Chao, An-Shinea; Chao, Angela,b; Wang, Tzu-Haoa; Chang, Yu-Chengb; Peng, Hsiu-Hueia; Chang, Shuenn-Dyha; Chao, Annec; Chang, Chee-Jend; Lai, Chyong-Hueya,*; Wong, Alice M.K.e

Author Information

aDepartment of Obstetrics and Gynecology, Chang Gung Memorial Hospital and Chang Gung University College of Medicine, Taoyuan, Taiwan

bGraduate Institute of Clinical Medical Sciences, Chang Gung University, Taiwan

cDepartment of Anesthesiology, National Taiwan University Hospital, Taipei, Taiwan

dGraduate Institute of Basic Medical Sciences, Chang Gung University, Taiwan

eDepartment of Physical Medicine and Rehabilitation, Chang Gung Memorial Hospital and Chang Gung University College of Medicine, Taoyuan, Taiwan

*Corresponding author. Tel.: +886 3 3281200; fax: +886 3 3288252.

E-mail:[email protected]

Submitted February 21, 2006; revised July 25, 2006; accepted August 15, 2006.

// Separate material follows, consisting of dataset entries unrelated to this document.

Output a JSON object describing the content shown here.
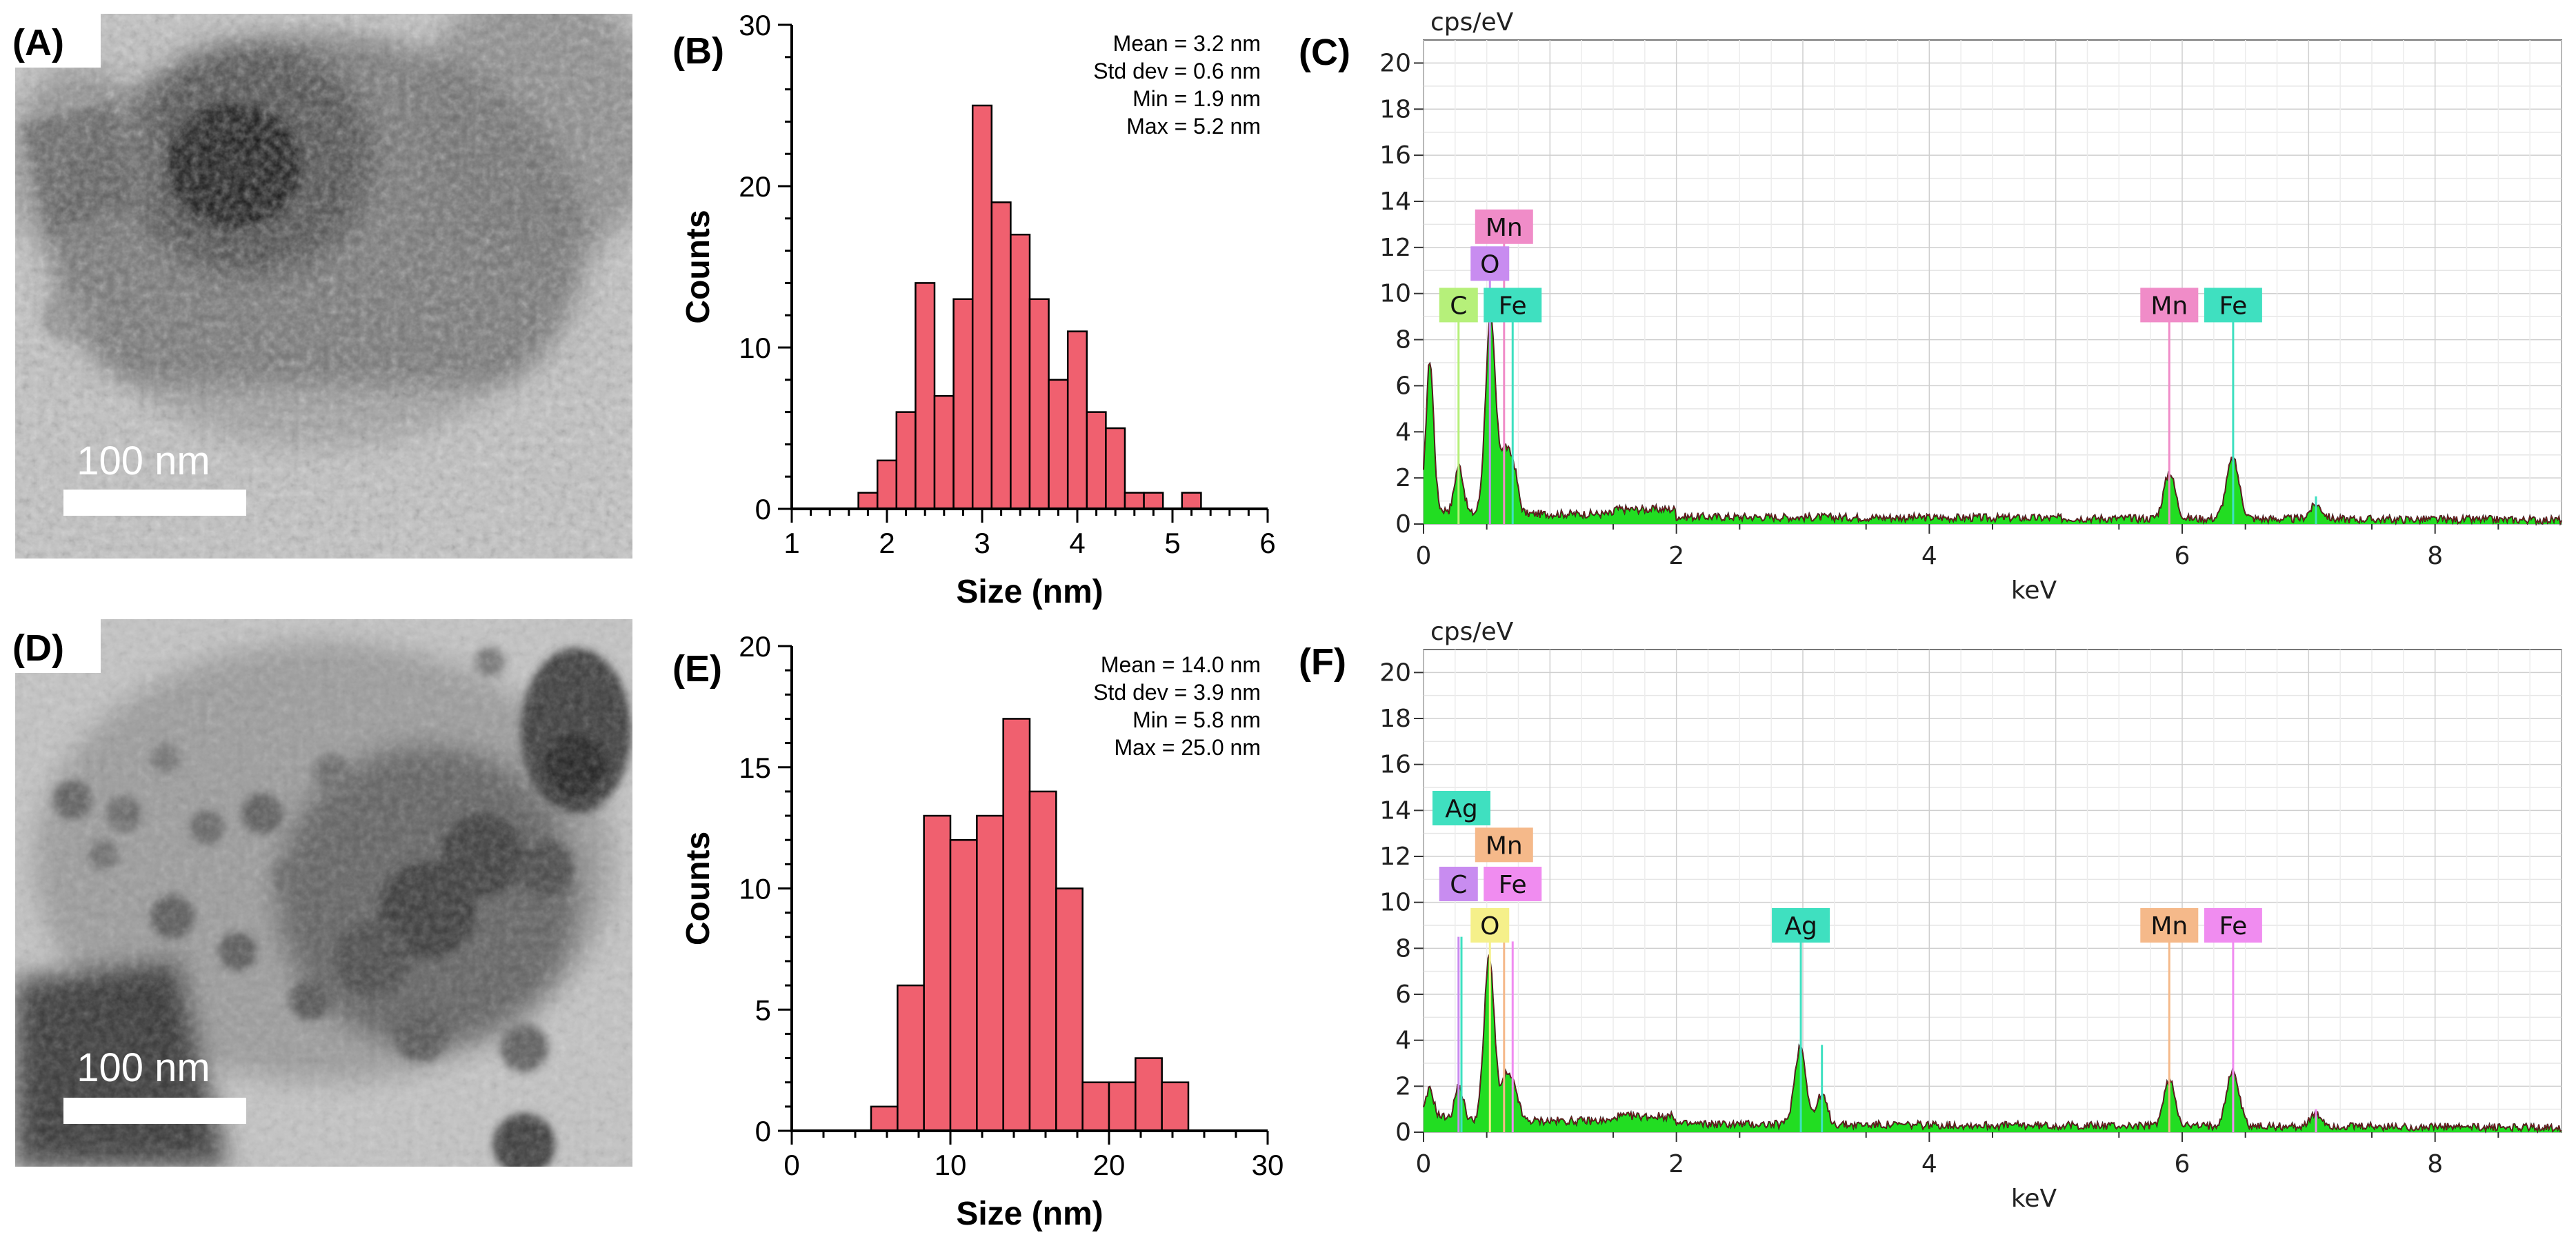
{
  "figure": {
    "panels": {
      "A": {
        "label": "(A)",
        "scale_bar_label": "100 nm"
      },
      "D": {
        "label": "(D)",
        "scale_bar_label": "100 nm"
      }
    }
  },
  "chart_data": [
    {
      "id": "B",
      "panel_label": "(B)",
      "type": "bar",
      "subtype": "histogram",
      "xlabel": "Size (nm)",
      "ylabel": "Counts",
      "xlim": [
        1,
        6
      ],
      "ylim": [
        0,
        30
      ],
      "xticks": [
        1,
        2,
        3,
        4,
        5,
        6
      ],
      "yticks": [
        0,
        10,
        20,
        30
      ],
      "xtick_labels": [
        "1",
        "2",
        "3",
        "4",
        "5",
        "6"
      ],
      "ytick_labels": [
        "0",
        "10",
        "20",
        "30"
      ],
      "bin_width": 0.2,
      "bins": [
        {
          "x0": 1.7,
          "count": 1
        },
        {
          "x0": 1.9,
          "count": 3
        },
        {
          "x0": 2.1,
          "count": 6
        },
        {
          "x0": 2.3,
          "count": 14
        },
        {
          "x0": 2.5,
          "count": 7
        },
        {
          "x0": 2.7,
          "count": 13
        },
        {
          "x0": 2.9,
          "count": 25
        },
        {
          "x0": 3.1,
          "count": 19
        },
        {
          "x0": 3.3,
          "count": 17
        },
        {
          "x0": 3.5,
          "count": 13
        },
        {
          "x0": 3.7,
          "count": 8
        },
        {
          "x0": 3.9,
          "count": 11
        },
        {
          "x0": 4.1,
          "count": 6
        },
        {
          "x0": 4.3,
          "count": 5
        },
        {
          "x0": 4.5,
          "count": 1
        },
        {
          "x0": 4.7,
          "count": 1
        },
        {
          "x0": 5.1,
          "count": 1
        }
      ],
      "stats": [
        "Mean = 3.2 nm",
        "Std dev = 0.6 nm",
        "Min = 1.9 nm",
        "Max = 5.2 nm"
      ],
      "bar_color": "#f0606f",
      "edge_color": "#000000"
    },
    {
      "id": "C",
      "panel_label": "(C)",
      "type": "line",
      "subtype": "EDS spectrum",
      "xlabel": "keV",
      "ylabel": "cps/eV",
      "xlim": [
        0,
        9
      ],
      "ylim": [
        0,
        21
      ],
      "xticks": [
        0,
        2,
        4,
        6,
        8
      ],
      "yticks": [
        0,
        2,
        4,
        6,
        8,
        10,
        12,
        14,
        16,
        18,
        20
      ],
      "peaks": [
        {
          "energy": 0.05,
          "height": 6.5,
          "width": 0.03
        },
        {
          "energy": 0.28,
          "height": 2.1,
          "width": 0.035
        },
        {
          "energy": 0.53,
          "height": 8.5,
          "width": 0.04
        },
        {
          "energy": 0.64,
          "height": 2.5,
          "width": 0.035
        },
        {
          "energy": 0.71,
          "height": 2.0,
          "width": 0.035
        },
        {
          "energy": 5.9,
          "height": 2.0,
          "width": 0.045
        },
        {
          "energy": 6.4,
          "height": 2.6,
          "width": 0.05
        },
        {
          "energy": 7.06,
          "height": 0.6,
          "width": 0.05
        }
      ],
      "baseline": 0.4,
      "element_markers": [
        {
          "symbol": "Mn",
          "energy": 0.637,
          "height": 12.9,
          "color": "#f08cc8"
        },
        {
          "symbol": "O",
          "energy": 0.525,
          "height": 11.3,
          "color": "#c88cf0"
        },
        {
          "symbol": "C",
          "energy": 0.277,
          "height": 9.5,
          "color": "#b6f07a"
        },
        {
          "symbol": "Fe",
          "energy": 0.705,
          "height": 9.5,
          "color": "#3fe0c0"
        },
        {
          "symbol": "Mn",
          "energy": 5.898,
          "height": 9.5,
          "color": "#f08cc8"
        },
        {
          "symbol": "Fe",
          "energy": 6.403,
          "height": 9.5,
          "color": "#3fe0c0"
        }
      ],
      "line_markers": [
        {
          "energy": 0.277,
          "height": 9.0,
          "color": "#b6f07a"
        },
        {
          "energy": 0.525,
          "height": 10.8,
          "color": "#c88cf0"
        },
        {
          "energy": 0.637,
          "height": 12.5,
          "color": "#f08cc8"
        },
        {
          "energy": 0.705,
          "height": 9.0,
          "color": "#3fe0c0"
        },
        {
          "energy": 5.898,
          "height": 9.0,
          "color": "#f08cc8"
        },
        {
          "energy": 6.403,
          "height": 9.0,
          "color": "#3fe0c0"
        },
        {
          "energy": 7.058,
          "height": 1.2,
          "color": "#3fe0c0"
        }
      ]
    },
    {
      "id": "E",
      "panel_label": "(E)",
      "type": "bar",
      "subtype": "histogram",
      "xlabel": "Size (nm)",
      "ylabel": "Counts",
      "xlim": [
        0,
        30
      ],
      "ylim": [
        0,
        20
      ],
      "xticks": [
        0,
        10,
        20,
        30
      ],
      "yticks": [
        0,
        5,
        10,
        15,
        20
      ],
      "xtick_labels": [
        "0",
        "10",
        "20",
        "30"
      ],
      "ytick_labels": [
        "0",
        "5",
        "10",
        "15",
        "20"
      ],
      "bin_width": 1.667,
      "bins": [
        {
          "x0": 5.0,
          "count": 1
        },
        {
          "x0": 6.667,
          "count": 6
        },
        {
          "x0": 8.333,
          "count": 13
        },
        {
          "x0": 10.0,
          "count": 12
        },
        {
          "x0": 11.667,
          "count": 13
        },
        {
          "x0": 13.333,
          "count": 17
        },
        {
          "x0": 15.0,
          "count": 14
        },
        {
          "x0": 16.667,
          "count": 10
        },
        {
          "x0": 18.333,
          "count": 2
        },
        {
          "x0": 20.0,
          "count": 2
        },
        {
          "x0": 21.667,
          "count": 3
        },
        {
          "x0": 23.333,
          "count": 2
        }
      ],
      "stats": [
        "Mean = 14.0 nm",
        "Std dev = 3.9 nm",
        "Min = 5.8 nm",
        "Max = 25.0 nm"
      ],
      "bar_color": "#f0606f",
      "edge_color": "#000000"
    },
    {
      "id": "F",
      "panel_label": "(F)",
      "type": "line",
      "subtype": "EDS spectrum",
      "xlabel": "keV",
      "ylabel": "cps/eV",
      "xlim": [
        0,
        9
      ],
      "ylim": [
        0,
        21
      ],
      "xticks": [
        0,
        2,
        4,
        6,
        8
      ],
      "yticks": [
        0,
        2,
        4,
        6,
        8,
        10,
        12,
        14,
        16,
        18,
        20
      ],
      "peaks": [
        {
          "energy": 0.05,
          "height": 1.2,
          "width": 0.03
        },
        {
          "energy": 0.28,
          "height": 1.5,
          "width": 0.035
        },
        {
          "energy": 0.52,
          "height": 7.2,
          "width": 0.04
        },
        {
          "energy": 0.65,
          "height": 1.8,
          "width": 0.035
        },
        {
          "energy": 0.72,
          "height": 1.3,
          "width": 0.035
        },
        {
          "energy": 2.98,
          "height": 3.4,
          "width": 0.045
        },
        {
          "energy": 3.15,
          "height": 1.3,
          "width": 0.04
        },
        {
          "energy": 5.9,
          "height": 2.0,
          "width": 0.045
        },
        {
          "energy": 6.4,
          "height": 2.4,
          "width": 0.05
        },
        {
          "energy": 7.06,
          "height": 0.5,
          "width": 0.05
        }
      ],
      "baseline": 0.45,
      "element_markers": [
        {
          "symbol": "Ag",
          "energy": 0.3,
          "height": 14.1,
          "color": "#3fe0c0"
        },
        {
          "symbol": "Mn",
          "energy": 0.637,
          "height": 12.5,
          "color": "#f5b98a"
        },
        {
          "symbol": "C",
          "energy": 0.277,
          "height": 10.8,
          "color": "#c88cf0"
        },
        {
          "symbol": "Fe",
          "energy": 0.705,
          "height": 10.8,
          "color": "#f08cf0"
        },
        {
          "symbol": "O",
          "energy": 0.525,
          "height": 9.0,
          "color": "#f5f08a"
        },
        {
          "symbol": "Ag",
          "energy": 2.984,
          "height": 9.0,
          "color": "#3fe0c0"
        },
        {
          "symbol": "Mn",
          "energy": 5.898,
          "height": 9.0,
          "color": "#f5b98a"
        },
        {
          "symbol": "Fe",
          "energy": 6.403,
          "height": 9.0,
          "color": "#f08cf0"
        }
      ],
      "line_markers": [
        {
          "energy": 0.277,
          "height": 8.5,
          "color": "#c88cf0"
        },
        {
          "energy": 0.3,
          "height": 8.5,
          "color": "#3fe0c0"
        },
        {
          "energy": 0.525,
          "height": 8.5,
          "color": "#f5f08a"
        },
        {
          "energy": 0.637,
          "height": 8.3,
          "color": "#f5b98a"
        },
        {
          "energy": 0.705,
          "height": 8.3,
          "color": "#f08cf0"
        },
        {
          "energy": 2.984,
          "height": 8.5,
          "color": "#3fe0c0"
        },
        {
          "energy": 3.151,
          "height": 3.8,
          "color": "#3fe0c0"
        },
        {
          "energy": 5.898,
          "height": 8.5,
          "color": "#f5b98a"
        },
        {
          "energy": 6.403,
          "height": 8.5,
          "color": "#f08cf0"
        },
        {
          "energy": 7.058,
          "height": 1.0,
          "color": "#f08cf0"
        }
      ]
    }
  ]
}
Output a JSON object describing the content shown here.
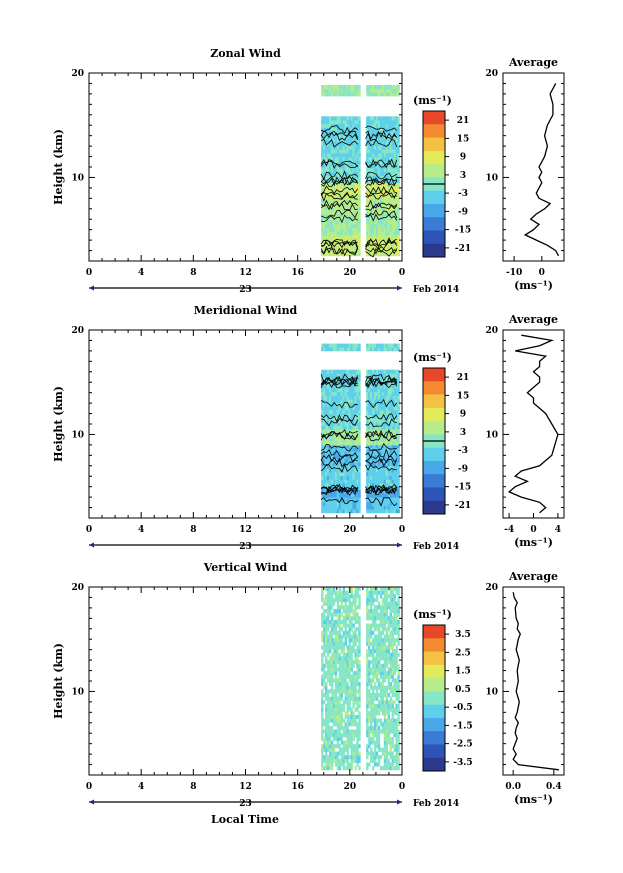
{
  "colors": {
    "scale": [
      "#2b3a8c",
      "#2f54b8",
      "#3a7bd6",
      "#4aa8e8",
      "#5fd0ec",
      "#86e6c6",
      "#b6ec8a",
      "#e0ea5a",
      "#f5c142",
      "#f48a30",
      "#e8482a"
    ],
    "frame": "#000000",
    "contour": "#000000"
  },
  "common": {
    "xlabel": "Local Time",
    "date_label": "Feb 2014",
    "day_label": "23",
    "x_ticks": [
      "0",
      "4",
      "8",
      "12",
      "16",
      "20",
      "0"
    ],
    "y_ticks": [
      "10",
      "20"
    ],
    "ylabel": "Height (km)",
    "unit_label": "(ms⁻¹)",
    "avg_title": "Average"
  },
  "chart_data": [
    {
      "type": "heatmap",
      "title": "Zonal Wind",
      "ylabel": "Height (km)",
      "xlim": [
        0,
        24
      ],
      "ylim": [
        2,
        20
      ],
      "data_x_range": [
        17.8,
        23.7
      ],
      "data_gap_x": [
        20.7,
        21.1
      ],
      "data_y_range": [
        2.5,
        18.8
      ],
      "colorbar_ticks": [
        "21",
        "15",
        "9",
        "3",
        "-3",
        "-9",
        "-15",
        "-21"
      ],
      "colorbar_range": [
        -24,
        24
      ],
      "bands": [
        {
          "y": [
            2.5,
            4.5
          ],
          "v": 6
        },
        {
          "y": [
            4.5,
            6.5
          ],
          "v": 2
        },
        {
          "y": [
            6.5,
            8.0
          ],
          "v": 4
        },
        {
          "y": [
            8.0,
            9.5
          ],
          "v": 6
        },
        {
          "y": [
            9.5,
            12.0
          ],
          "v": -2
        },
        {
          "y": [
            12.0,
            15.5
          ],
          "v": -3
        },
        {
          "y": [
            17.8,
            18.8
          ],
          "v": 2
        }
      ],
      "profile": {
        "title": "Average",
        "x_ticks": [
          "-10",
          "0"
        ],
        "xlim": [
          -14,
          8
        ],
        "x": [
          6,
          5,
          2,
          -2,
          -6,
          -3,
          -1,
          -4,
          -2,
          1,
          3,
          -1,
          -2,
          -1,
          0,
          -1,
          0,
          -1,
          0,
          1,
          2,
          1,
          2,
          3,
          4,
          4,
          3,
          4,
          5
        ],
        "y": [
          2.5,
          3,
          3.5,
          4,
          4.5,
          5,
          5.5,
          6,
          6.5,
          7,
          7.5,
          8,
          8.5,
          9,
          9.5,
          10,
          10.5,
          11,
          11.5,
          12,
          13,
          14,
          15,
          15.5,
          16,
          17,
          18,
          18.5,
          19
        ]
      }
    },
    {
      "type": "heatmap",
      "title": "Meridional Wind",
      "ylabel": "Height (km)",
      "xlim": [
        0,
        24
      ],
      "ylim": [
        2,
        20
      ],
      "data_x_range": [
        17.8,
        23.7
      ],
      "data_gap_x": [
        20.7,
        21.1
      ],
      "data_y_range": [
        2.5,
        18.5
      ],
      "colorbar_ticks": [
        "21",
        "15",
        "9",
        "3",
        "-3",
        "-9",
        "-15",
        "-21"
      ],
      "colorbar_range": [
        -24,
        24
      ],
      "bands": [
        {
          "y": [
            2.5,
            4.0
          ],
          "v": -5
        },
        {
          "y": [
            4.0,
            5.0
          ],
          "v": -8
        },
        {
          "y": [
            5.0,
            7.0
          ],
          "v": -4
        },
        {
          "y": [
            7.0,
            9.0
          ],
          "v": -6
        },
        {
          "y": [
            9.0,
            10.5
          ],
          "v": 3
        },
        {
          "y": [
            10.5,
            12.0
          ],
          "v": -2
        },
        {
          "y": [
            12.0,
            16.0
          ],
          "v": -3
        },
        {
          "y": [
            18.0,
            18.5
          ],
          "v": -2
        }
      ],
      "profile": {
        "title": "Average",
        "x_ticks": [
          "-4",
          "0",
          "4"
        ],
        "xlim": [
          -5,
          5
        ],
        "x": [
          1,
          2,
          1,
          -2,
          -4,
          -3,
          -1,
          -3,
          -2,
          1,
          3,
          4,
          3,
          2,
          1,
          0,
          0,
          -1,
          0,
          1,
          1,
          0,
          1,
          1,
          2,
          -3,
          1,
          3,
          -2
        ],
        "y": [
          2.5,
          3,
          3.5,
          4,
          4.5,
          5,
          5.5,
          6,
          6.5,
          7,
          8,
          10,
          11,
          12,
          12.5,
          13,
          13.5,
          14,
          14.5,
          15,
          15.5,
          16,
          16.5,
          17,
          17.5,
          18,
          18.5,
          19,
          19.5
        ]
      }
    },
    {
      "type": "heatmap",
      "title": "Vertical Wind",
      "ylabel": "Height (km)",
      "xlabel": "Local Time",
      "xlim": [
        0,
        24
      ],
      "ylim": [
        2,
        20
      ],
      "data_x_range": [
        17.8,
        23.7
      ],
      "data_gap_x": [
        20.7,
        21.1
      ],
      "data_y_range": [
        2.5,
        20
      ],
      "colorbar_ticks": [
        "3.5",
        "2.5",
        "1.5",
        "0.5",
        "-0.5",
        "-1.5",
        "-2.5",
        "-3.5"
      ],
      "colorbar_range": [
        -4,
        4
      ],
      "bands": [
        {
          "y": [
            2.5,
            20
          ],
          "v": 0
        }
      ],
      "profile": {
        "title": "Average",
        "x_ticks": [
          "0.0",
          "0.4"
        ],
        "xlim": [
          -0.1,
          0.5
        ],
        "x": [
          0.45,
          0.05,
          0.0,
          0.03,
          0.0,
          0.02,
          0.04,
          0.02,
          0.03,
          0.05,
          0.02,
          0.04,
          0.06,
          0.03,
          0.05,
          0.04,
          0.06,
          0.03,
          0.05,
          0.07,
          0.04,
          0.05,
          0.03,
          0.02,
          0.04,
          0.01,
          0.0
        ],
        "y": [
          2.5,
          3,
          3.5,
          4,
          4.5,
          5,
          5.5,
          6,
          6.5,
          7,
          7.5,
          8,
          9,
          10,
          11,
          12,
          13,
          14,
          15,
          15.5,
          16,
          16.5,
          17,
          18,
          18.5,
          19,
          19.5
        ]
      }
    }
  ]
}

Pain127(3):p 214-220, February 2007. |DOI:10.1016/j.pain.2006.08.016

Abstract

Transcutaneous electrical nerve stimulation (TENS) is one of the non-pharmacological means of pain relief for labor and delivery. We aimed to investigate the efficacy and safety of TENS on specific acupuncture points for reducing pain in the first stage of labor. In this double-blind, placebo-controlled trial, we randomly assigned healthy full-term parturients in active phase of first-stage labor to either TENS on four acupuncture points (Hegu [Li 4] and Sanyinjiao [Sp 6]) (n = 52) or the TENS placebo (n = 53). Visual analogue scale (VAS) was used to assess pain before and 30 and 60 min after treatment. The primary outcome was the rate of VAS score decrease ≥3 in each group. A questionnaire was given at 24 h post-partum to evaluate the satisfaction of pain relieving method and the willingness to have the same treatment again. Mode of delivery and neonatal effect were measured as secondary outcome. One hundred women were eligible for analysis. TENS group experienced VAS score reduction ≥3 significantly more common than the TENS placebo group (31/50 [62%] vs 7/50 [14%],P < 0.001). Willingness of using the same analgesic method for a future childbirth was also significantly different (TENS: 48/50 [96%] vs TENS placebo: 33/50 [66%],P < 0.001). Operative delivery was increased in the TENS group (12/50 [24%] vs 4/50 [8%],P = 0.05), but the neonatal outcomes were not different. The application of TENS on specific acupuncture points could be a non-invasive adjunct for pain relief in the first stage of labor.

© 2007 Lippincott Williams & Wilkins, Inc.